Apabila catatan Varthema benar, ada dua perkara yang menarik untuk dikaji dan didiskusikan. Pertama, para pelaut Melayu sudah mengenal peta dan kompas. Kedua, mereka juga telah mengenal pelayaran ke kawasan subtropis nun jauh di benua seberang selatan Jawa.
Setelah menyinggahi Malaka, dia mengabdi sebagai serdadu Portugis di Cannanore—kini Kannur—India selama dua tahun. Pada akhir 1507, dia pulang dengan rute melayari Tanjung Harapan. Saat singgah ke Lisbon, dia berkesempatan berjumpa dengan Raja Portugis Manuel I untuk membahas gelar kebangsawanannya yang dia terima saat bertugas di Kannur. Akhirnya, dia berjejak kembali ke kampung halamannya di Italia. Varthema wafat di Roma pada Juni 1517 dalam usia sekitar 50 tahun.
“Karyanya sungguh memengaruhi dalam penentuan arah ekspansi Portugis,” tulis Raymond, “dan digunakan oleh Magellan dalam menunjukkan perkaranya terkait pelayaran pertama mengelilingi dunia.”
Raymond John Howgego mengungkapkan pandangannya tentang perjalanan Varthema yang telah “mendefinisikan arah kontak orang Eropa dengan Asia.”
Ray merupakan penulis asal London yang menyusun The Book of Exploration, peneliti yang gemar menapaki jejak para penjelajah, dan mantan konsultan untuk National Geographic.
Kendati sebagian sarjana modern meragukan perjalanannya ke Hindia terkait kronologi dan catatan yang relatif tidak detail, faktanya penjelajahan itu mungkin benar dilakukan. Raymond juga menambahkan bahwa informasi yang diberikan Varthema, kendati dari sumber kedua, pada dasarnya memiliki keakuratan. “Karyanya sungguh memengaruhi dalam penentuan arah ekspansi Portugis,” tulis Ray, “dan digunakan oleh Magellan dalam menunjukkan perkaranya terkait pelayaran pertama mengelilingi dunia.”
Baca juga: Universitas di Korea Kembangkan Robot Pembunuh Seperti Terminator?

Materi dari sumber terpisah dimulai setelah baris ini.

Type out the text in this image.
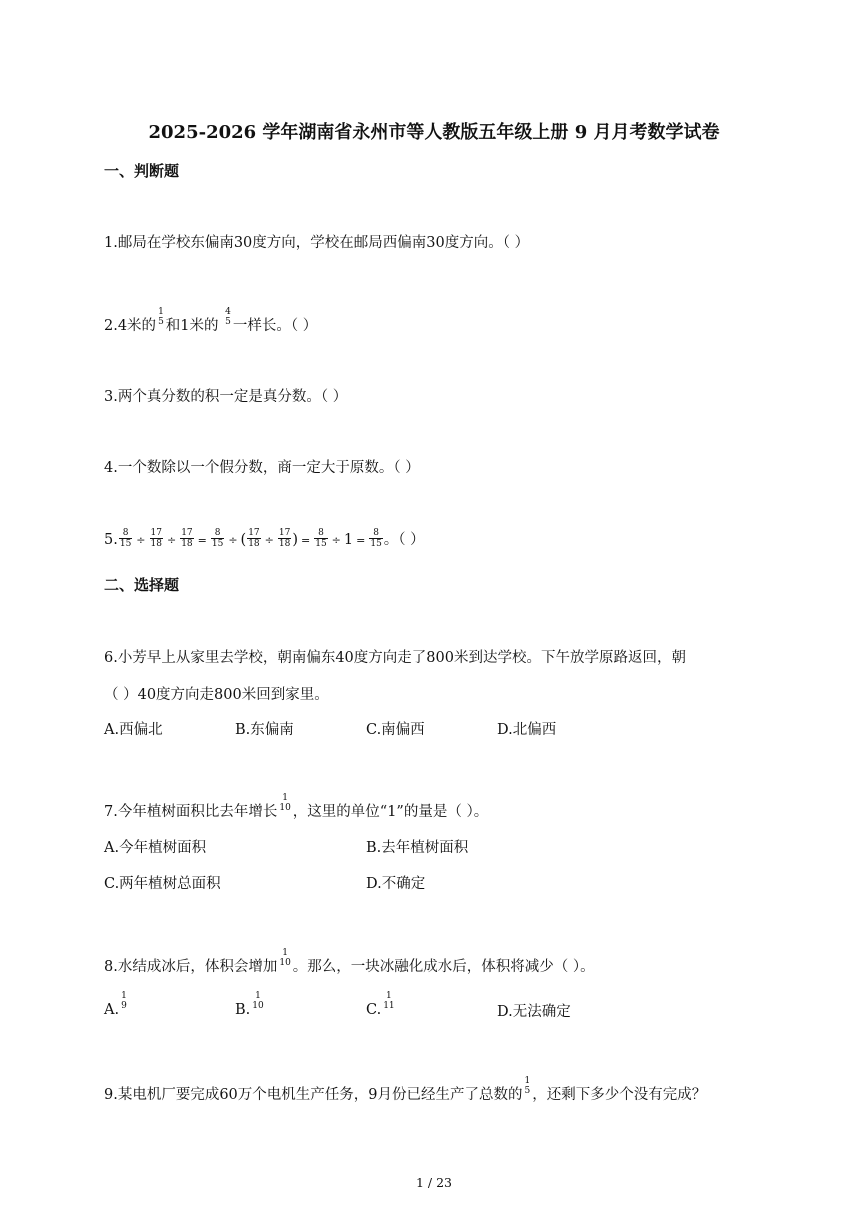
2025-2026 学年湖南省永州市等人教版五年级上册 9 月月考数学试卷
一、判断题
1.邮局在学校东偏南30度方向，学校在邮局西偏南30度方向。（ ）
2.4米的
1
5 和1米的
4
5 一样长。（ ）
3.两个真分数的积一定是真分数。（ ）
4.一个数除以一个假分数，商一定大于原数。（ ）
5. $\frac{8}{15} \div \frac{17}{18} \div \frac{17}{18} = \frac{8}{15}$ ÷ ( $\frac{17}{18} \div \frac{17}{18}$ ) = $\frac{8}{15} \div 1 = \frac{8}{15}$ 。（ ）
二、选择题
6.小芳早上从家里去学校，朝南偏东40度方向走了800米到达学校。下午放学原路返回，朝
（ ）40度方向走800米回到家里。
A.西偏北	B.东偏南	C.南偏西	D.北偏西
7.今年植树面积比去年增长
1
10 ，这里的单位“1”的量是（ ）。
A.今年植树面积	B.去年植树面积
C.两年植树总面积	D.不确定
8.水结成冰后，体积会增加
1
10 。那么，一块冰融化成水后，体积将减少（ ）。
A.
1
9	B.
1
10	C.
1
11	D.无法确定
9.某电机厂要完成60万个电机生产任务，9月份已经生产了总数的
1
5 ，还剩下多少个没有完成？
1 / 23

Tahun ini tepat 500 tahun wafatnya sang penjelajah pionir di Kepulauan Rempah. Saya kembali teringat pesan Varthema, yang meneguhkan bahwa catatan perjalanannya bukanlah kabar dusta. “Ingatlah baik-baik bahwa testimoni dari satu saksi mata akan lebih bernilai ketimbang sepuluh kabar burung.”